Abby @ The Frosted Vegan
Ohhh no you didn’t! I would go for not doing math and just shoving my face into this, cool?
Erin | The Law Student's Wife
Cheers to old school, to real-deal fudge, and to all things salty-sweet, forever and ever amen.
Girl Named Allyn
Long division is of the devil. It was right up there with diagramming sentences in terms of sheer torture. OH THE PAIN.

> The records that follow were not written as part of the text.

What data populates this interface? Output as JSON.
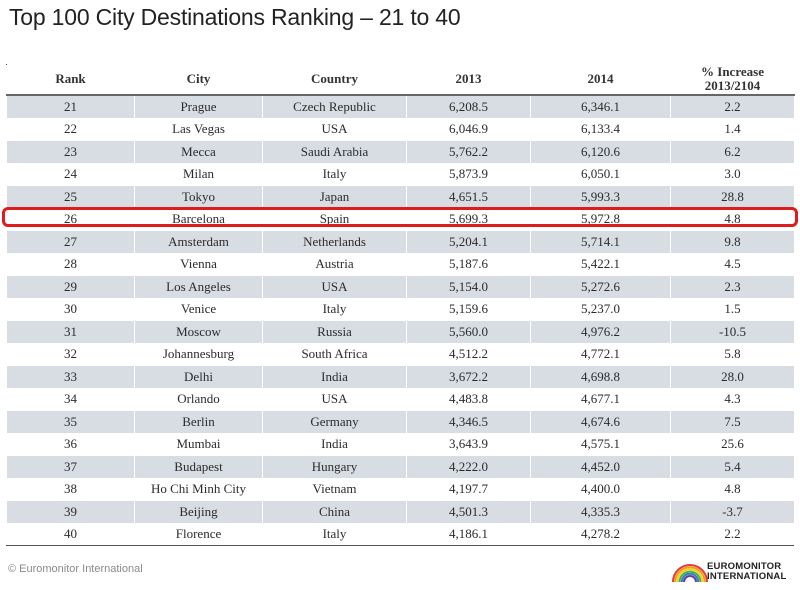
{
  "title": "Top 100 City Destinations Ranking – 21 to 40",
  "columns": {
    "rank": "Rank",
    "city": "City",
    "country": "Country",
    "y2013": "2013",
    "y2014": "2014",
    "increase_line1": "% Increase",
    "increase_line2": "2013/2104"
  },
  "rows": [
    {
      "rank": "21",
      "city": "Prague",
      "country": "Czech Republic",
      "y2013": "6,208.5",
      "y2014": "6,346.1",
      "increase": "2.2"
    },
    {
      "rank": "22",
      "city": "Las Vegas",
      "country": "USA",
      "y2013": "6,046.9",
      "y2014": "6,133.4",
      "increase": "1.4"
    },
    {
      "rank": "23",
      "city": "Mecca",
      "country": "Saudi Arabia",
      "y2013": "5,762.2",
      "y2014": "6,120.6",
      "increase": "6.2"
    },
    {
      "rank": "24",
      "city": "Milan",
      "country": "Italy",
      "y2013": "5,873.9",
      "y2014": "6,050.1",
      "increase": "3.0"
    },
    {
      "rank": "25",
      "city": "Tokyo",
      "country": "Japan",
      "y2013": "4,651.5",
      "y2014": "5,993.3",
      "increase": "28.8"
    },
    {
      "rank": "26",
      "city": "Barcelona",
      "country": "Spain",
      "y2013": "5,699.3",
      "y2014": "5,972.8",
      "increase": "4.8"
    },
    {
      "rank": "27",
      "city": "Amsterdam",
      "country": "Netherlands",
      "y2013": "5,204.1",
      "y2014": "5,714.1",
      "increase": "9.8"
    },
    {
      "rank": "28",
      "city": "Vienna",
      "country": "Austria",
      "y2013": "5,187.6",
      "y2014": "5,422.1",
      "increase": "4.5"
    },
    {
      "rank": "29",
      "city": "Los Angeles",
      "country": "USA",
      "y2013": "5,154.0",
      "y2014": "5,272.6",
      "increase": "2.3"
    },
    {
      "rank": "30",
      "city": "Venice",
      "country": "Italy",
      "y2013": "5,159.6",
      "y2014": "5,237.0",
      "increase": "1.5"
    },
    {
      "rank": "31",
      "city": "Moscow",
      "country": "Russia",
      "y2013": "5,560.0",
      "y2014": "4,976.2",
      "increase": "-10.5"
    },
    {
      "rank": "32",
      "city": "Johannesburg",
      "country": "South Africa",
      "y2013": "4,512.2",
      "y2014": "4,772.1",
      "increase": "5.8"
    },
    {
      "rank": "33",
      "city": "Delhi",
      "country": "India",
      "y2013": "3,672.2",
      "y2014": "4,698.8",
      "increase": "28.0"
    },
    {
      "rank": "34",
      "city": "Orlando",
      "country": "USA",
      "y2013": "4,483.8",
      "y2014": "4,677.1",
      "increase": "4.3"
    },
    {
      "rank": "35",
      "city": "Berlin",
      "country": "Germany",
      "y2013": "4,346.5",
      "y2014": "4,674.6",
      "increase": "7.5"
    },
    {
      "rank": "36",
      "city": "Mumbai",
      "country": "India",
      "y2013": "3,643.9",
      "y2014": "4,575.1",
      "increase": "25.6"
    },
    {
      "rank": "37",
      "city": "Budapest",
      "country": "Hungary",
      "y2013": "4,222.0",
      "y2014": "4,452.0",
      "increase": "5.4"
    },
    {
      "rank": "38",
      "city": "Ho Chi Minh City",
      "country": "Vietnam",
      "y2013": "4,197.7",
      "y2014": "4,400.0",
      "increase": "4.8"
    },
    {
      "rank": "39",
      "city": "Beijing",
      "country": "China",
      "y2013": "4,501.3",
      "y2014": "4,335.3",
      "increase": "-3.7"
    },
    {
      "rank": "40",
      "city": "Florence",
      "country": "Italy",
      "y2013": "4,186.1",
      "y2014": "4,278.2",
      "increase": "2.2"
    }
  ],
  "highlight": {
    "rank": "26",
    "color": "#e01b1b"
  },
  "colors": {
    "row_shade": "#d8dde3",
    "logo": [
      "#e03a3a",
      "#f39a1d",
      "#f6d21b",
      "#4bb04a",
      "#2f7fc4",
      "#6a3d9a"
    ]
  },
  "footer": {
    "copyright": "© Euromonitor International",
    "logo_line1": "EUROMONITOR",
    "logo_line2": "INTERNATIONAL",
    "logo_icon": "euromonitor-rainbow-logo-icon"
  }
}
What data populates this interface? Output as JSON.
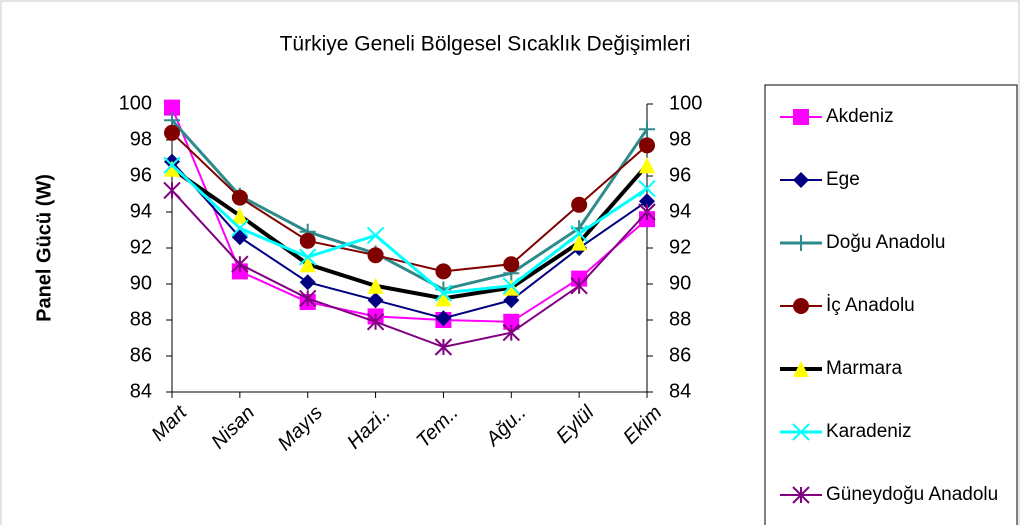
{
  "chart_data": {
    "type": "line",
    "title": "Türkiye Geneli Bölgesel Sıcaklık Değişimleri",
    "y_label": "Panel Gücü (W)",
    "categories": [
      "Mart",
      "Nisan",
      "Mayıs",
      "Hazi..",
      "Tem..",
      "Ağu..",
      "Eylül",
      "Ekim"
    ],
    "ylim": [
      84,
      100
    ],
    "yticks": [
      84,
      86,
      88,
      90,
      92,
      94,
      96,
      98,
      100
    ],
    "y2lim": [
      84,
      100
    ],
    "y2ticks": [
      84,
      86,
      88,
      90,
      92,
      94,
      96,
      98,
      100
    ],
    "grid": false,
    "legend": "right",
    "series": [
      {
        "name": "Akdeniz",
        "color": "#ff00ff",
        "marker": "square",
        "line_width": 2,
        "values": [
          99.8,
          90.7,
          89.0,
          88.2,
          88.0,
          87.9,
          90.3,
          93.6
        ]
      },
      {
        "name": "Ege",
        "color": "#000080",
        "marker": "diamond",
        "line_width": 2,
        "values": [
          96.8,
          92.6,
          90.1,
          89.1,
          88.1,
          89.1,
          92.0,
          94.6
        ]
      },
      {
        "name": "Doğu Anadolu",
        "color": "#2e8b8b",
        "marker": "plus",
        "line_width": 3,
        "values": [
          99.1,
          94.9,
          92.9,
          91.7,
          89.7,
          90.6,
          93.1,
          98.6
        ]
      },
      {
        "name": "İç Anadolu",
        "color": "#800000",
        "marker": "circle",
        "line_width": 2,
        "values": [
          98.4,
          94.8,
          92.4,
          91.6,
          90.7,
          91.1,
          94.4,
          97.7
        ]
      },
      {
        "name": "Marmara",
        "color": "#000000",
        "marker": "triangle",
        "line_width": 4,
        "values": [
          96.4,
          93.8,
          91.1,
          89.9,
          89.2,
          89.8,
          92.3,
          96.6
        ]
      },
      {
        "name": "Karadeniz",
        "color": "#00ffff",
        "marker": "x",
        "line_width": 3,
        "values": [
          96.6,
          93.1,
          91.5,
          92.7,
          89.5,
          89.9,
          92.8,
          95.3
        ]
      },
      {
        "name": "Güneydoğu Anadolu",
        "color": "#800080",
        "marker": "star",
        "line_width": 2,
        "values": [
          95.2,
          91.1,
          89.2,
          87.9,
          86.5,
          87.3,
          89.9,
          94.0
        ]
      }
    ]
  }
}
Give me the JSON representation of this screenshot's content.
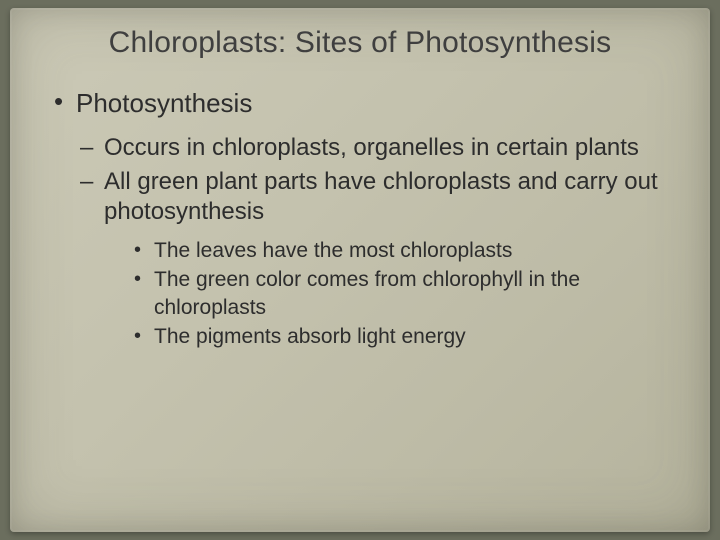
{
  "slide": {
    "background_color": "#6b6e5e",
    "paper_gradient": [
      "#cbc9b6",
      "#c4c2ae",
      "#bdbba6",
      "#b5b39d"
    ],
    "title": "Chloroplasts: Sites of Photosynthesis",
    "title_fontsize": 30,
    "title_color": "#3f3f3f",
    "text_color": "#2d2d2d",
    "font_family": "Arial",
    "bullets_lvl1": [
      {
        "text": "Photosynthesis",
        "fontsize": 26,
        "children": [
          {
            "text": "Occurs in chloroplasts, organelles in certain plants",
            "fontsize": 24
          },
          {
            "text": "All green plant parts have chloroplasts and carry out photosynthesis",
            "fontsize": 24,
            "children": [
              {
                "text": "The leaves have the most chloroplasts",
                "fontsize": 21
              },
              {
                "text": "The green color comes from chlorophyll in the chloroplasts",
                "fontsize": 21
              },
              {
                "text": "The pigments absorb light energy",
                "fontsize": 21
              }
            ]
          }
        ]
      }
    ]
  }
}
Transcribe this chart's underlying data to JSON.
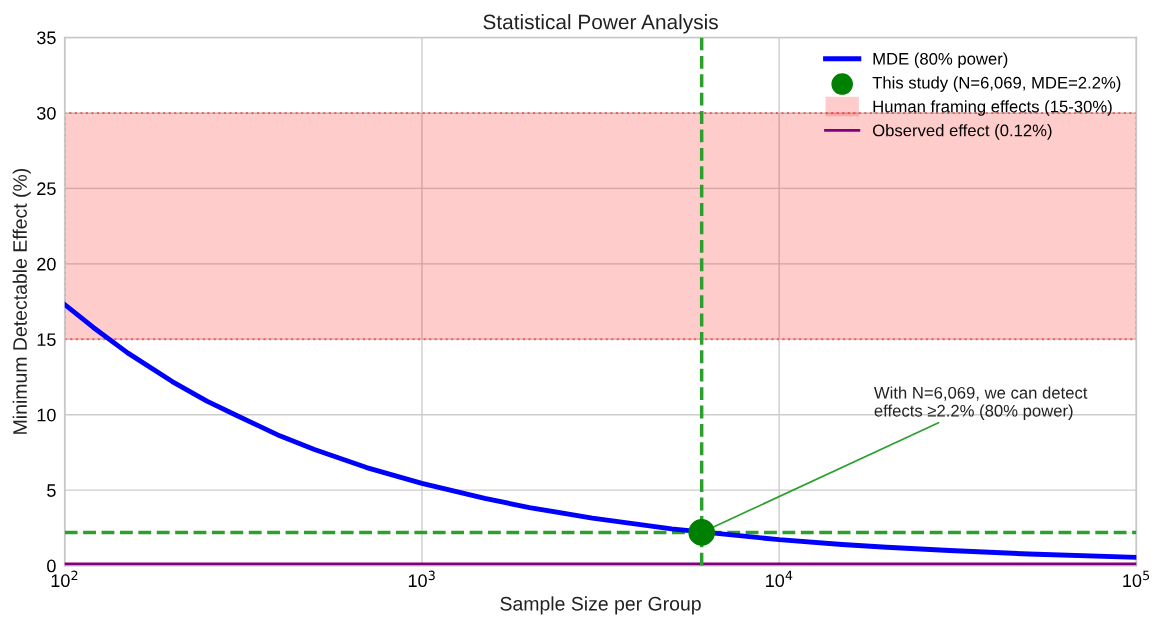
{
  "chart_data": {
    "type": "line",
    "title": "Statistical Power Analysis",
    "xlabel": "Sample Size per Group",
    "ylabel": "Minimum Detectable Effect (%)",
    "log": "x",
    "xlim": [
      100,
      100000
    ],
    "xticks": [
      {
        "value": 100,
        "label": "10$^{2}$"
      },
      {
        "value": 1000,
        "label": "10$^{3}$"
      },
      {
        "value": 10000,
        "label": "10$^{4}$"
      },
      {
        "value": 100000,
        "label": "10$^{5}$"
      }
    ],
    "ylim": [
      0,
      35
    ],
    "yticks": [
      0,
      5,
      10,
      15,
      20,
      25,
      30,
      35
    ],
    "grid": true,
    "legend": "top right",
    "series": [
      {
        "name": "MDE (80% power)",
        "type": "line",
        "color": "#0000ff",
        "x": [
          100,
          120,
          150,
          200,
          250,
          300,
          400,
          500,
          700,
          1000,
          1500,
          2000,
          3000,
          5000,
          10000,
          15000,
          20000,
          30000,
          50000,
          100000
        ],
        "values": [
          17.3,
          15.8,
          14.1,
          12.2,
          10.9,
          10,
          8.6,
          7.7,
          6.5,
          5.45,
          4.45,
          3.85,
          3.15,
          2.44,
          1.72,
          1.4,
          1.22,
          1.0,
          0.77,
          0.55
        ]
      },
      {
        "name": "This study (N=6,069, MDE=2.2%)",
        "type": "scatter",
        "color": "#008000",
        "marker": "circle",
        "x": [
          6069
        ],
        "values": [
          2.2
        ]
      }
    ],
    "bands": [
      {
        "axis": "y",
        "from": 15,
        "to": 30,
        "label": "Human framing effects (15-30%)",
        "color": "#ff0000"
      }
    ],
    "ref_lines": [
      {
        "axis": "y",
        "value": 0.12,
        "label": "Observed effect (0.12%)",
        "color": "#800080",
        "line_style": "solid"
      },
      {
        "axis": "x",
        "value": 6069,
        "color": "#2ca02c",
        "line_style": "dashed"
      },
      {
        "axis": "y",
        "value": 2.2,
        "color": "#2ca02c",
        "line_style": "dashed"
      }
    ],
    "annotations": [
      {
        "text": "With N=6,069, we can detect\neffects ≥2.2% (80% power)",
        "x": 6069,
        "y": 2.2
      }
    ]
  }
}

This fudge, however… yes please.
I really appreciate that you posted it right after that salad recipe. I do love a well balanced diet.
Bethany
I hate you…this will be all I will think of all day
Julia
How in the world will I survive without making these right now? They look amazing!
dc
Love the mint/mallow/pretzel thing, but having lost more than one pot and candy thermometer to destruction I’ll stick to marshmallow fluff or sweetened condensed milk fudge. lol Thanks for sharing this!
Tori@Gringalicious.com
How ironic that I posted fudge today too. I’m loving this recipe Joy! There is just so much going on and so many yummy flavors! Pinned!
Averie @ Averie Cooks
This looks incredible and your images make me want to break off a big piece – so pretty and clear and perfect! Pinned :)
Katrina @ Warm Vanilla Sugar
I just love how festive this is joy! Delicious!